I just joined this group and thought I would share some photo's my first experiences with dye stabilizing and some resin casting. I started off using box elder burl and stabilized using Cactus Juice and Alumilite & CJ dyes. I've had some very good results stabilizing. Last week I finally cast some dyed buckeye burl into a block with Alumilite resin and cut it into some pen blanks.

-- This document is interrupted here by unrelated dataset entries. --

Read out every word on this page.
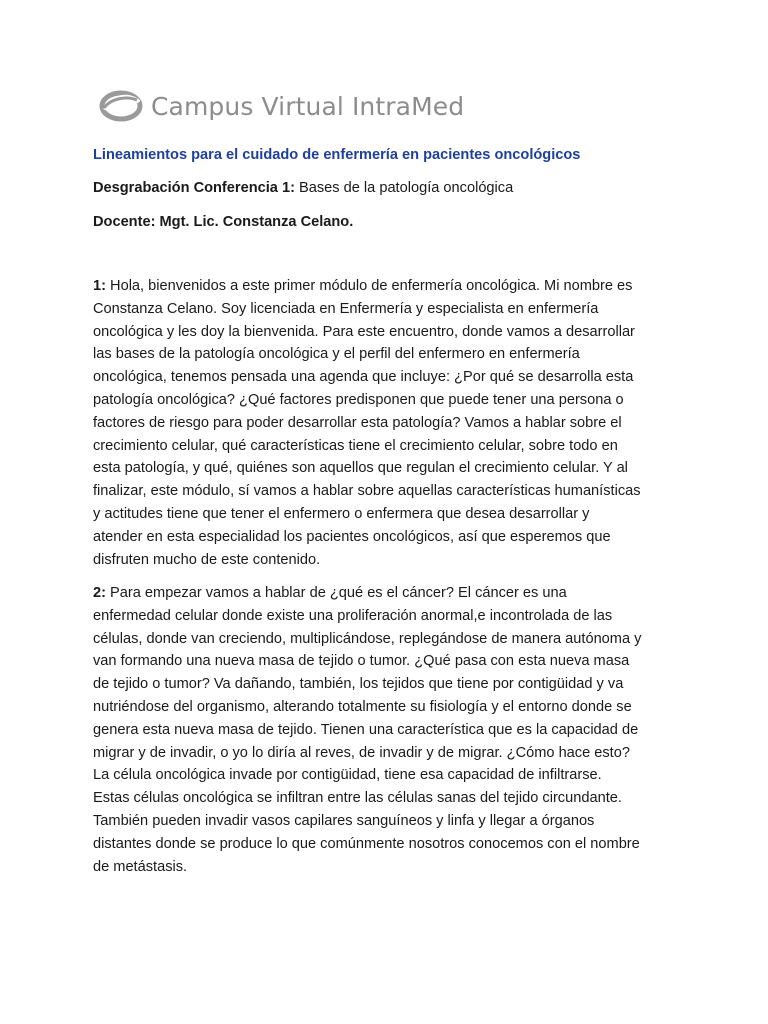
Campus Virtual IntraMed
Lineamientos para el cuidado de enfermería en pacientes oncológicos
Desgrabación Conferencia 1: Bases de la patología oncológica
Docente: Mgt. Lic. Constanza Celano.

1: Hola, bienvenidos a este primer módulo de enfermería oncológica. Mi nombre es
Constanza Celano. Soy licenciada en Enfermería y especialista en enfermería
oncológica y les doy la bienvenida. Para este encuentro, donde vamos a desarrollar
las bases de la patología oncológica y el perfil del enfermero en enfermería
oncológica, tenemos pensada una agenda que incluye: ¿Por qué se desarrolla esta
patología oncológica? ¿Qué factores predisponen que puede tener una persona o
factores de riesgo para poder desarrollar esta patología? Vamos a hablar sobre el
crecimiento celular, qué características tiene el crecimiento celular, sobre todo en
esta patología, y qué, quiénes son aquellos que regulan el crecimiento celular. Y al
finalizar, este módulo, sí vamos a hablar sobre aquellas características humanísticas
y actitudes tiene que tener el enfermero o enfermera que desea desarrollar y
atender en esta especialidad los pacientes oncológicos, así que esperemos que
disfruten mucho de este contenido.

2: Para empezar vamos a hablar de ¿qué es el cáncer? El cáncer es una
enfermedad celular donde existe una proliferación anormal,e incontrolada de las
células, donde van creciendo, multiplicándose, replegándose de manera autónoma y
van formando una nueva masa de tejido o tumor. ¿Qué pasa con esta nueva masa
de tejido o tumor? Va dañando, también, los tejidos que tiene por contigüidad y va
nutriéndose del organismo, alterando totalmente su fisiología y el entorno donde se
genera esta nueva masa de tejido. Tienen una característica que es la capacidad de
migrar y de invadir, o yo lo diría al reves, de invadir y de migrar. ¿Cómo hace esto?
La célula oncológica invade por contigüidad, tiene esa capacidad de infiltrarse.
Estas células oncológica se infiltran entre las células sanas del tejido circundante.
También pueden invadir vasos capilares sanguíneos y linfa y llegar a órganos
distantes donde se produce lo que comúnmente nosotros conocemos con el nombre
de metástasis.
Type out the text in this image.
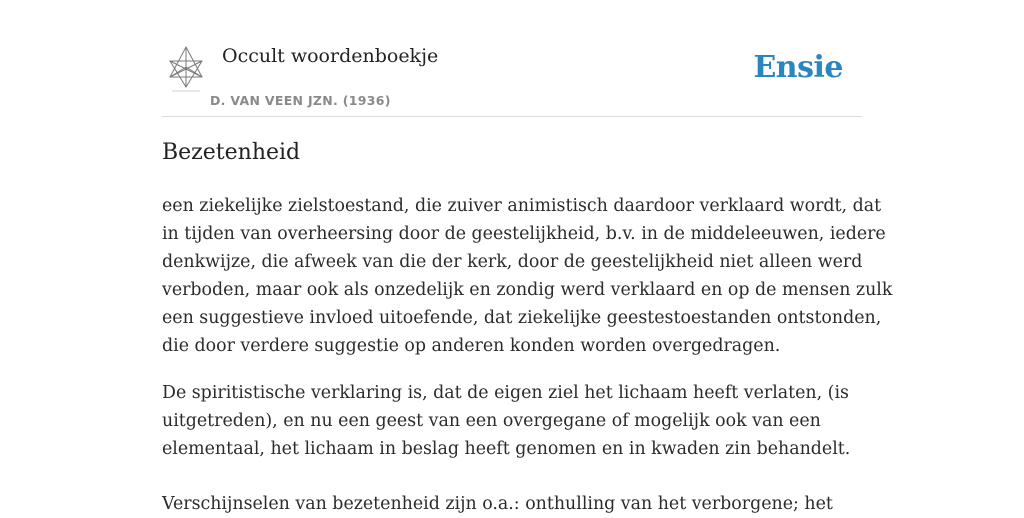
Occult woordenboekje
D. VAN VEEN JZN. (1936)
Ensie
Bezetenheid

een ziekelijke zielstoestand, die zuiver animistisch daardoor verklaard wordt, dat
in tijden van overheersing door de geestelijkheid, b.v. in de middeleeuwen, iedere
denkwijze, die afweek van die der kerk, door de geestelijkheid niet alleen werd
verboden, maar ook als onzedelijk en zondig werd verklaard en op de mensen zulk
een suggestieve invloed uitoefende, dat ziekelijke geestestoestanden ontstonden,
die door verdere suggestie op anderen konden worden overgedragen.

De spiritistische verklaring is, dat de eigen ziel het lichaam heeft verlaten, (is
uitgetreden), en nu een geest van een overgegane of mogelijk ook van een
elementaal, het lichaam in beslag heeft genomen en in kwaden zin behandelt.

Verschijnselen van bezetenheid zijn o.a.: onthulling van het verborgene; het
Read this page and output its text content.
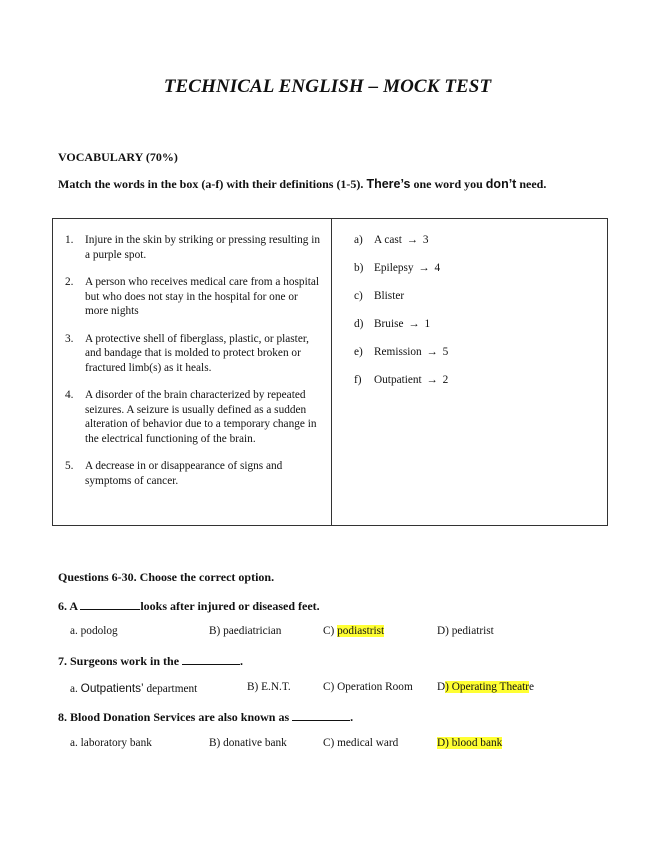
TECHNICAL ENGLISH – MOCK TEST
VOCABULARY (70%)
Match the words in the box (a-f) with their definitions (1-5). There’s one word you don’t need.
1.	Injure in the skin by striking or pressing resulting in a purple spot.
2.	A person who receives medical care from a hospital but who does not stay in the hospital for one or more nights
3.	A protective shell of fiberglass, plastic, or plaster, and bandage that is molded to protect broken or fractured limb(s) as it heals.
4.	A disorder of the brain characterized by repeated seizures. A seizure is usually defined as a sudden alteration of behavior due to a temporary change in the electrical functioning of the brain.
5.	A decrease in or disappearance of signs and symptoms of cancer.
a) A cast
→
3
b) Epilepsy
→
4
c) Blister
d) Bruise
→
1
e) Remission
→
5
f)	Outpatient
→
2
Questions 6-30. Choose the correct option.
6. A	looks after injured or diseased feet.
a. podolog	B) paediatrician	C) podiastrist	D) pediatrist
7. Surgeons work in the	.
a. Outpatients’ department	B) E.N.T.	C) Operation Room D) Operating Theatre
8. Blood Donation Services are also known as	.
a. laboratory bank	B) donative bank	C) medical ward	D) blood bank
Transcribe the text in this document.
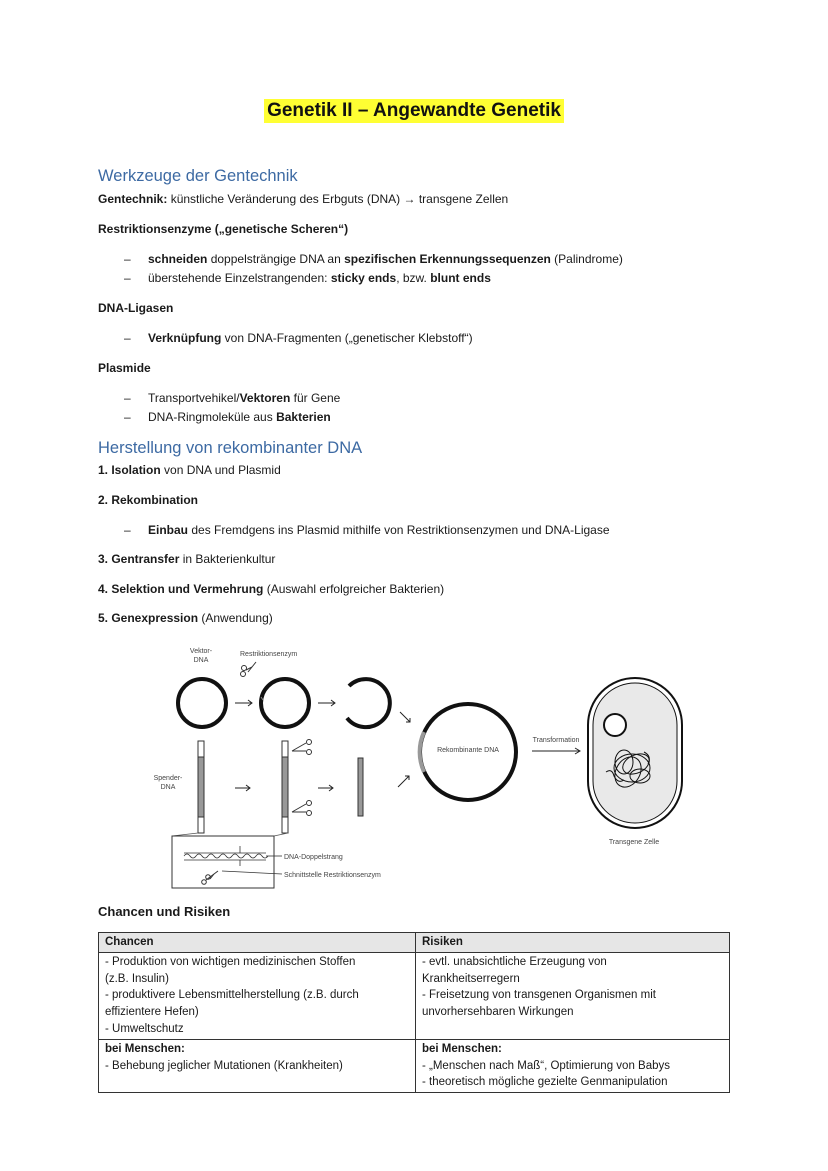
Genetik II – Angewandte Genetik
Werkzeuge der Gentechnik
Gentechnik: künstliche Veränderung des Erbguts (DNA) → transgene Zellen
Restriktionsenzyme („genetische Scheren“)
– schneiden doppelsträngige DNA an spezifischen Erkennungssequenzen (Palindrome)
– überstehende Einzelstrangenden: sticky ends, bzw. blunt ends
DNA-Ligasen
– Verknüpfung von DNA-Fragmenten („genetischer Klebstoff“)
Plasmide
– Transportvehikel/Vektoren für Gene
– DNA-Ringmoleküle aus Bakterien
Herstellung von rekombinanter DNA
1. Isolation von DNA und Plasmid
2. Rekombination
– Einbau des Fremdgens ins Plasmid mithilfe von Restriktionsenzymen und DNA-Ligase
3. Gentransfer in Bakterienkultur
4. Selektion und Vermehrung (Auswahl erfolgreicher Bakterien)
5. Genexpression (Anwendung)
Vektor-
DNA
Restriktionsenzym
Rekombinante DNA
Transformation
Transgene Zelle
Spender-
DNA
DNA-Doppelstrang
Schnittstelle Restriktionsenzym
Chancen und Risiken
Chancen	Risiken

- Produktion von wichtigen medizinischen Stoffen
(z.B. Insulin)
- produktivere Lebensmittelherstellung (z.B. durch
effizientere Hefen)
- Umweltschutz	- evtl. unabsichtliche Erzeugung von
Krankheitserregern
- Freisetzung von transgenen Organismen mit
unvorhersehbaren Wirkungen

bei Menschen:
- Behebung jeglicher Mutationen (Krankheiten)	bei Menschen:
- „Menschen nach Maß“, Optimierung von Babys
- theoretisch mögliche gezielte Genmanipulation
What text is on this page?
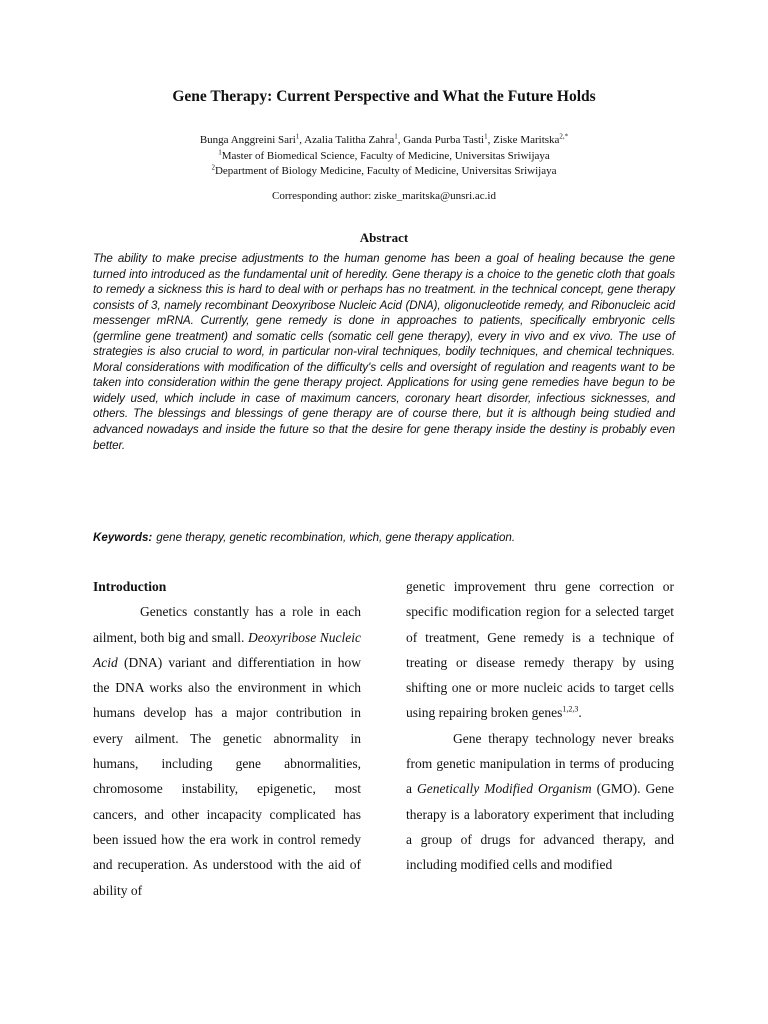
Gene Therapy: Current Perspective and What the Future Holds
Bunga Anggreini Sari$^1$, Azalia Talitha Zahra$^1$, Ganda Purba Tasti$^1$, Ziske Maritska$^{2,*}$
$^1$Master of Biomedical Science, Faculty of Medicine, Universitas Sriwijaya
$^2$Department of Biology Medicine, Faculty of Medicine, Universitas Sriwijaya
Corresponding author: ziske_maritska@unsri.ac.id
Abstract
The ability to make precise adjustments to the human genome has been a goal of healing because the gene turned into introduced as the fundamental unit of heredity. Gene therapy is a choice to the genetic cloth that goals to remedy a sickness this is hard to deal with or perhaps has no treatment. in the technical concept, gene therapy consists of 3, namely recombinant Deoxyribose Nucleic Acid (DNA), oligonucleotide remedy, and Ribonucleic acid messenger mRNA. Currently, gene remedy is done in approaches to patients, specifically embryonic cells (germline gene treatment) and somatic cells (somatic cell gene therapy), every in vivo and ex vivo. The use of strategies is also crucial to word, in particular non-viral techniques, bodily techniques, and chemical techniques. Moral considerations with modification of the difficulty's cells and oversight of regulation and reagents want to be taken into consideration within the gene therapy project. Applications for using gene remedies have begun to be widely used, which include in case of maximum cancers, coronary heart disorder, infectious sicknesses, and others. The blessings and blessings of gene therapy are of course there, but it is although being studied and advanced nowadays and inside the future so that the desire for gene therapy inside the destiny is probably even better.
Keywords: gene therapy, genetic recombination, which, gene therapy application.

Introduction

Genetics constantly has a role in each ailment, both big and small. Deoxyribose Nucleic Acid (DNA) variant and differentiation in how the DNA works also the environment in which humans develop has a major contribution in every ailment. The genetic abnormality in humans, including gene abnormalities, chromosome instability, epigenetic, most cancers, and other incapacity complicated has been issued how the era work in control remedy and recuperation. As understood with the aid of ability of

genetic improvement thru gene correction or specific modification region for a selected target of treatment, Gene remedy is a technique of treating or disease remedy therapy by using shifting one or more nucleic acids to target cells using repairing broken genes$^{1,2,3}$.

Gene therapy technology never breaks from genetic manipulation in terms of producing a Genetically Modified Organism (GMO). Gene therapy is a laboratory experiment that including a group of drugs for advanced therapy, and including modified cells and modified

Reactions: Like 2 | EyeCandy! 3 | Way Cool 2 | Creative 1


----------



## Wildthings (Sep 21, 2020)

Very cool


----------



## trc65 (Sep 22, 2020)

Great looking stuff!


----------



## Mike Hill (Sep 22, 2020)

Sweeeetttt!


----------



## T. Ben (Sep 22, 2020)

Very nice.


----------



## Ray D (Sep 22, 2020)

Look great


----------



## Tony (Sep 22, 2020)

Really nice casts!


----------



## Don Van Dyne (Sep 25, 2020)

Nice pen blanks! Buckeye is my favorite wood to stabilize it takes colors beautifully!

Reactions: Useful 1


----------



## Gdurfey (Sep 25, 2020)

great job; lot more adventurous than my first attempts!!!!


----------



## Nature Man (Sep 25, 2020)

For first attempt, you hit the ball out of the park!!! Congrats! Gorgeous blanks! Chuck


----------